The honor for Muratov, the co-founder of Russia’s Novaya Gazeta, and Ressa, the CEO of the Philippine news site Rappler, is enormously important. In part that’s because of the protection that global attention may afford two journalists under imminent and relentless threat from the strongmen who run their respective countries. “The world is watching,” Reiss-Andersen pointedly noted in an interview after making the announcement.

Equally important is the larger message the committee wanted to deliver. “Without media, you cannot have a strong democracy,” Reiss-Andersen said.

Global political threats

The two laureates’ cases highlight an emergency for civil society: Muratov, editor of what the Nobel Prize Committee described as “the most independent paper in Russia today,” has seen six of his colleagues slain for their work criticizing Russian leader Vladimir Putin.

Ressa, a former CNN reporter, is under a de facto travel ban because the government of Rodrigo Duterte, in an obvious attempt to bankrupt Rappler, has filed so many legal cases against the website that Ressa must go from judge to judge to ask permission any time she wants to leave the country.

Inevitably, Ressa told me recently, one of them says “no.” Maybe that will change now that she has a date in Oslo. But Ressa probably knows better than to hold her breath.

Last year, when I – a long-time journalist turned professor of journalism – helped organize a group of fellow Princeton alumni to sign a letter of support for Ressa, more than 400 responded. They included members of Congress and state legislatures and former diplomats who served presidents of both parties. One of them was former Secretary of State George P. Shultz, who died several months later, making a show of solidarity with Maria Ressa one of his last public acts. This show of support is a sign of what’s at stake.

Three decades after the downfall of totalitarian regimes in Eastern Europe, forces of darkness and intolerance are on the march. Journalists are the canaries down the noxious mine shaft. Attacks on them are becoming more brazen: whether it is the grisly dismemberment of Saudi dissident and writer Jamal Khashoggi, the grounding of a commercial airplane to snatch a Belarusian journalist or the infamous graffiti “Murder the Media” scrawled onto a door of the U.S. Capitol during the Jan. 6 insurrection.
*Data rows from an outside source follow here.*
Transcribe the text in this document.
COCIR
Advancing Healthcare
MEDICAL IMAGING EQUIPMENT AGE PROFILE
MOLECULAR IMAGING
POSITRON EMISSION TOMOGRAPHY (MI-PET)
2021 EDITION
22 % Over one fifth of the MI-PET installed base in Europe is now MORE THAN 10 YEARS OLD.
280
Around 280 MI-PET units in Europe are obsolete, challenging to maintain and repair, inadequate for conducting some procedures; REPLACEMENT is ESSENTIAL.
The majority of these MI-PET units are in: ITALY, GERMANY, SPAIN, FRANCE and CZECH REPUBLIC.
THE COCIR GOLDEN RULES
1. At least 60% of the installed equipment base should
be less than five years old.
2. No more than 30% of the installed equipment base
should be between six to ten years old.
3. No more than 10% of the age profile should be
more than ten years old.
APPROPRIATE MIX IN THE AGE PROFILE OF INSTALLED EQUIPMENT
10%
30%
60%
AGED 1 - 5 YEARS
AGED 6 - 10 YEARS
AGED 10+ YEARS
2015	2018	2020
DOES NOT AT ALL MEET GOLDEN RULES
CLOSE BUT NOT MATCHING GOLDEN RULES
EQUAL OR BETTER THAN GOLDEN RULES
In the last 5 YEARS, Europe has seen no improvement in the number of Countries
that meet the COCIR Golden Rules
This irrational hatred of purveyors of facts knows no ideology. Former U.S. President Donald Trump’s disdain for the press is at least equaled by that of leftist Nicaraguan leader Daniel Ortega, whose response to his critics in the media has been to, well, lock ‘em up.

Digital menace

What makes today’s threats to free expression especially insidious is that they don’t come just from the usual suspects – thuggish government censors.

They are amplified and weaponized by social media networks that claim the privilege of free speech protection while they allow themselves to be hijacked by slanderers and propagandists.
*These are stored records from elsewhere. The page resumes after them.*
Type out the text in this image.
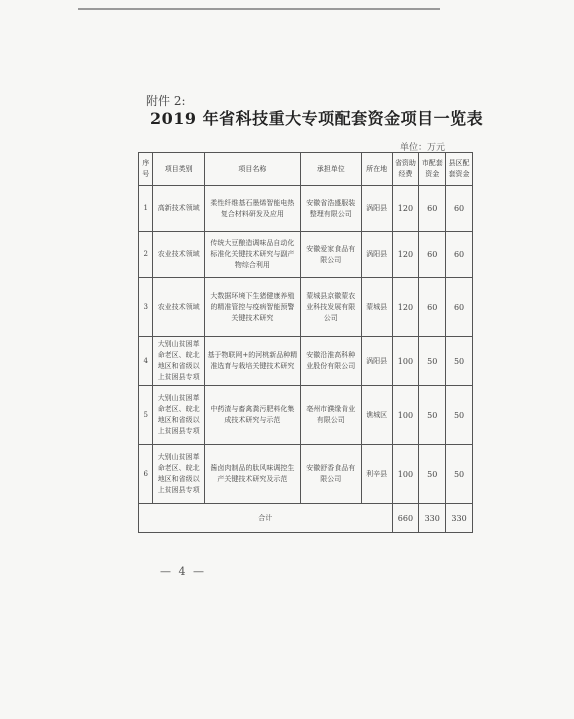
附件 2:
2019 年省科技重大专项配套资金项目一览表
单位：万元
序号	项目类别	项目名称	承担单位	所在地	省资助经费	市配套资金	县区配套资金
1	高新技术领域	柔性纤维基石墨烯智能电热复合材料研发及应用	安徽省浩盛服装整理有限公司	涡阳县	120	60	60
2	农业技术领域	传统大豆酿造调味品自动化标准化关键技术研究与副产物综合利用	安徽爱家食品有限公司	涡阳县	120	60	60
3	农业技术领域	大数据环境下生猪健康养殖的精准管控与疫病智能预警关键技术研究	蒙城县京徽蒙农业科技发展有限公司	蒙城县	120	60	60
4	大别山贫困革命老区、皖北地区和省级以上贫困县专项	基于物联网+的河桃新品种精准选育与栽培关键技术研究	安徽沿淮高科种业股份有限公司	涡阳县	100	50	50
5	大别山贫困革命老区、皖北地区和省级以上贫困县专项	中药渣与畜禽粪污肥料化集成技术研究与示范	亳州市濮缘肯业有限公司	谯城区	100	50	50
6	大别山贫困革命老区、皖北地区和省级以上贫困县专项	酱卤肉制品的肽风味调控生产关键技术研究及示范	安徽舒香食品有限公司	利辛县	100	50	50
合计					660	330	330
— 4 —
No one has done more to expose the complicity of these platforms in the attack on democracy than Ressa, a tech enthusiast who built her publication’s website to interface with Facebook and now accuses the company of endangering her own freedom with its laissez-faire approach to the slander being propagated on its site.

“Freedom of expression is full of paradoxes,” the Nobel Committee’s Reiss-Andersen observed, in an interview after awarding the Peace Prize. She made it clear that the award to Ressa and Muratov was intended to tackle those paradoxes too.

Asked why the Peace Prize went to two individual journalists – rather than to one of the press freedom organizations, such as the Committee to Protect Journalists, that have represented Ressa, Muratov and so many of their endangered colleagues – Reiss-Anderson said the Nobel Committee deliberately chose working reporters.

Ressa and Muratov represent “a golden standard,” she said, of “journalism of high quality.” In other words, they are fact-finders and truth-seekers, not purveyors of clickbait.

That golden standard is increasingly endangered, in large part because of the digital revolution that shattered the business model for public service journalism.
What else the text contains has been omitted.